Team Liquidの共同CEOであるSteve氏が公式声明で明らかにしたところによると、Rupal選手がスクリム中のチャットで黒人に対する人種差別的なスラング(anti-Black racial slur)を使用しました。

Team Liquidは事件が報告された瞬間から調査を開始し、徹底的なレビューの結果、Rupal選手を解雇し、Overwatchロスターから除外することを決定しました。

Steve共同CEOの声明(全文要約)

「黒人プレイヤー、ファン、コミュニティメンバーの皆様に謝罪します。彼が使用した言葉を明確に非難します。我々のゲーム、コミュニティ、組織に居場所はありません。」

「Team Liquidに選手を迎える際、ステージ上、オンライン、そして我々の名前を背負うあらゆる場所で、最高レベルのプロフェッショナリズムを持って自分自身と我々を代表することを期待しています。全選手にメディアトレーニング、コミュニケーショントレーニング、感性トレーニングを受けさせ、言葉の意味とその重みについて教育しています。しかし今日、それは十分ではありませんでした。これを深刻に受け止めています。」

「Team Liquidは常に勝敗以上のものを構築しようとしてきました。それは、不足した時に自分たちに責任を持ち、曖昧な言葉に隠れるのではなくコミュニティに正直であることを意味します。今日起こったことは間違っており、明確な対応をすべきだと感じました。」

「Rupalは北米Overwatchシーンのリーダーですが、公の場で深刻な過ちを犯した若者でもあります。これが彼にとって真の反省と成長の瞬間になることを願っています。彼の物語の終わりではなく、転換点になることを。彼の幸運を祈ります。」

Rupal選手の謝罪声明(全文要約)

Rupal選手本人も謝罪声明を発表しました。

「言い訳はできません。私はアメリカでベンガル人家庭に育ちました。私自身もアメリカだけでなく他国でも人種差別を経験してきました。だからこそ、そのような攻撃的な言葉を使うことがひどいことであり、軽々しく言うべきではないことを知っているべきでした。私の側の恐ろしい過ちです。」

「私は自分を憎悪に満ちた人間だとは思っていませんし、常にバックグラウンドに関係なく新しい人々と出会うことを楽しんでいます。」

「私を支援してくれた皆さんに申し訳ありません。

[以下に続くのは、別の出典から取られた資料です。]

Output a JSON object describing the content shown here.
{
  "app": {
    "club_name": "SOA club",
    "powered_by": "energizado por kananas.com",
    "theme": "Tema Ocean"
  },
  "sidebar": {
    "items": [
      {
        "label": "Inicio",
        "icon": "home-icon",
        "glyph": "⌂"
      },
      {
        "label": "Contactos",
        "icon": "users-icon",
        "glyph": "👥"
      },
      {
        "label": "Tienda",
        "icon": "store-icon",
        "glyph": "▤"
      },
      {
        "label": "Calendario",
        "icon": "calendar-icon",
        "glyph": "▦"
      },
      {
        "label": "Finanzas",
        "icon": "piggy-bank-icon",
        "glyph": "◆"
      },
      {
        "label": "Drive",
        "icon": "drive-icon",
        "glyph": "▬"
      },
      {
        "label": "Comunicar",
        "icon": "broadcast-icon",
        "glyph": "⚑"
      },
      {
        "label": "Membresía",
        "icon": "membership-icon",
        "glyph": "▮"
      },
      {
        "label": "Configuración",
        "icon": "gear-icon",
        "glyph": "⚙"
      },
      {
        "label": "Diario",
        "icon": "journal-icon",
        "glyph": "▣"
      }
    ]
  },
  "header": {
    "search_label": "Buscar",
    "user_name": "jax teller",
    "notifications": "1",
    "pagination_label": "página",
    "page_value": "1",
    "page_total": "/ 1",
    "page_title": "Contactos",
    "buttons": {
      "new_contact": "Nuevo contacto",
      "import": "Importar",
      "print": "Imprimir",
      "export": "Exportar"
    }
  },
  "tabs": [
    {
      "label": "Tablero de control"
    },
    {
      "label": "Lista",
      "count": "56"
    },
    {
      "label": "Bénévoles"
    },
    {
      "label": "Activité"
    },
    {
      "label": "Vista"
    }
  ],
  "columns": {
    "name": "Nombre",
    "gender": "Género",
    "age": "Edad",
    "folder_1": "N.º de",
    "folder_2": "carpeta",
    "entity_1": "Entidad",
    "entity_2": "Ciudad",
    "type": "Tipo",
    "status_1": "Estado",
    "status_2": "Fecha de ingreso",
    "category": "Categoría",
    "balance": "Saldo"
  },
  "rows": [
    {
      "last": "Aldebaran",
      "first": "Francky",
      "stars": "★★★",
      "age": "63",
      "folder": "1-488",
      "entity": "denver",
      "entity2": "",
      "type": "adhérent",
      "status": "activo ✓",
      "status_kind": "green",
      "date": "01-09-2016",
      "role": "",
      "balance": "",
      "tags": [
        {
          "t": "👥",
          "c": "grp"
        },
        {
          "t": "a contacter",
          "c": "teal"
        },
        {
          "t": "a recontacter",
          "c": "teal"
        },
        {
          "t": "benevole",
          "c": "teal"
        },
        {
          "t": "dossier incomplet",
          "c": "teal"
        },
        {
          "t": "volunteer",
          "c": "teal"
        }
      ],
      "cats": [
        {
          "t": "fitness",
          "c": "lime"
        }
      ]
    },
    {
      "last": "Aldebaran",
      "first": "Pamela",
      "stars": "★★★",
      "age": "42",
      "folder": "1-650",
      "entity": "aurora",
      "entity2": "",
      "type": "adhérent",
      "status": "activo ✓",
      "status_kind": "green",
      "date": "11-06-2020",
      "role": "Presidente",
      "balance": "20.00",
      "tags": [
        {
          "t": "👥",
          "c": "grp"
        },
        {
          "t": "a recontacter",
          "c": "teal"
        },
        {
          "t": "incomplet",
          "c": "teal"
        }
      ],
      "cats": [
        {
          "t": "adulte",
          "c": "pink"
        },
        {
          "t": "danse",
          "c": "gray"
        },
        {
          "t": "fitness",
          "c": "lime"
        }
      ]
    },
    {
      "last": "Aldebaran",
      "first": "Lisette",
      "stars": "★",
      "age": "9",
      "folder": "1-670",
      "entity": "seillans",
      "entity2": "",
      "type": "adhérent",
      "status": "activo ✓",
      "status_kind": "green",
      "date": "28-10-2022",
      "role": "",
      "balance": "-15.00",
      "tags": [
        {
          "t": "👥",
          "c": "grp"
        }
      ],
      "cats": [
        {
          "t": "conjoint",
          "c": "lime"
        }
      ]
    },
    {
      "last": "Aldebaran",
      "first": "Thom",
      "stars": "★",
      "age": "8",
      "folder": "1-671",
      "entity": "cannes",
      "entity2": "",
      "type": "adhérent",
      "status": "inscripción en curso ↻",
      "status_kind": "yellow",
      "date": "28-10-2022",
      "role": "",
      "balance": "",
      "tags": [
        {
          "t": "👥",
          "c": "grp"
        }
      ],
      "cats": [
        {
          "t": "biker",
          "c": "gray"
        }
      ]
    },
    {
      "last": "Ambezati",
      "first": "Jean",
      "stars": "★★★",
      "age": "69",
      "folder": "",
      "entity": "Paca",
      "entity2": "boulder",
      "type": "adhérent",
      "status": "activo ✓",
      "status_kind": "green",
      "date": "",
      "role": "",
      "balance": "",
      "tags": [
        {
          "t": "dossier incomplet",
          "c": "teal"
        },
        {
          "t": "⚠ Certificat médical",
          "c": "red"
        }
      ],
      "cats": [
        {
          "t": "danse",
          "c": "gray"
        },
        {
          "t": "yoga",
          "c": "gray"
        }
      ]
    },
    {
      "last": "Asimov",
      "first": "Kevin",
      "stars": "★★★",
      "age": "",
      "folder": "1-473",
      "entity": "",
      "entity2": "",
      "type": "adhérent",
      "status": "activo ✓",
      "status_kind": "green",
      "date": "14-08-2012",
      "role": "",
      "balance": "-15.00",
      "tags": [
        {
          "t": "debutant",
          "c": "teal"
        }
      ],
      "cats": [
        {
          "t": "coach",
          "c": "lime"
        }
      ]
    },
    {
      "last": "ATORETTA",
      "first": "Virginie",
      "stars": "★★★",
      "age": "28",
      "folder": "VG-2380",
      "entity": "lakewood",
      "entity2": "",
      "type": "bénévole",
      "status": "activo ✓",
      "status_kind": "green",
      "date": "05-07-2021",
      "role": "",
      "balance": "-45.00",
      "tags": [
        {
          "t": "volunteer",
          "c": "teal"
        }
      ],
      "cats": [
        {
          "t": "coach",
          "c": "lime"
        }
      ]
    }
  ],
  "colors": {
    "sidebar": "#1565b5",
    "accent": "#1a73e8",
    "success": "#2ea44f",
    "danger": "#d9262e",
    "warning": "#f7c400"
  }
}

私は自分の過ちに責任を取り、反省し自分自身に取り組むために休養します。」

Team Liquidロスターへの影響

Rupal選手の解雇により、Team Liquidのロスターは以下のようになります。

■Team Liquid Overwatch(解雇後)
タンク:Infekted、Coluge
DPS:TR33、zeruhhX
サポート:Vega(1名のみ)


サポートが1名のみという状態になり、Team Liquidは早急に補強が必要になりますが、3月22日の開幕が直前に迫っており既にロスターがロックされている可能性が高いです。

選手のコンバートという形で対応するのか、それとも別の手段が残されているのか対応方針の発表が待たれます。

業界への影響

Team Liquidのような大手組織が即時解雇と明確な声明を発表したことは、Overwatch競技シーンにおける人種差別に対するゼロトレランス(不寛容)の姿勢を示しています。

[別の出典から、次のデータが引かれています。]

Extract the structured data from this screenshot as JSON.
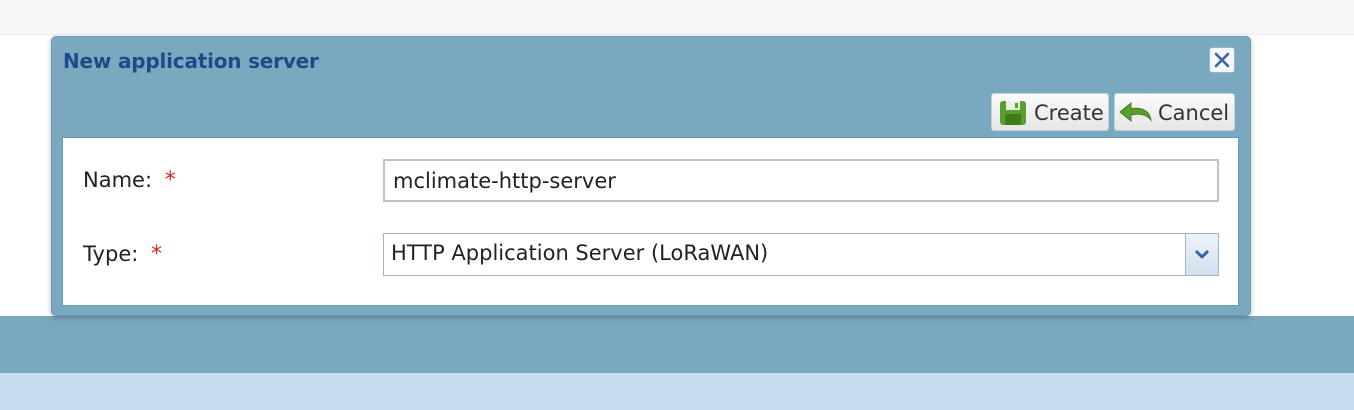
{
  "dialog": {
    "title": "New application server",
    "close_icon": "close-icon",
    "toolbar": {
      "create": {
        "label": "Create",
        "icon": "save-disk-icon",
        "icon_color": "#5a9e2f"
      },
      "cancel": {
        "label": "Cancel",
        "icon": "undo-arrow-icon",
        "icon_color": "#5a9e2f"
      }
    },
    "form": {
      "name": {
        "label": "Name:",
        "required_marker": "*",
        "value": "mclimate-http-server"
      },
      "type": {
        "label": "Type:",
        "required_marker": "*",
        "selected": "HTTP Application Server (LoRaWAN)",
        "dropdown_icon": "chevron-down-icon"
      }
    }
  },
  "colors": {
    "dialog_bg": "#79a8bf",
    "title": "#1e4a8a",
    "required": "#d9271e",
    "bottom_strip": "#c8dbee"
  }
}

Steve共同CEOは「オンボーディングと再トレーニングプロセスを見直す」「追加の説明責任構造を実装する必要がある」と表明しており、今後の選手教育プログラムの強化が予想されます。

Rupal選手の今後

Rupal選手は「反省し自分自身に取り組むために休養する」と表明しています。

Steve共同CEOも「彼の物語の終わりではなく、転換点になることを願う」とコメントしており、将来的な競技シーン復帰の可能性は完全には否定されていません。

ただし、復帰するには真の反省と成長を示す必要があり、コミュニティからの信頼回復には少なからず時間がかかると予想されます。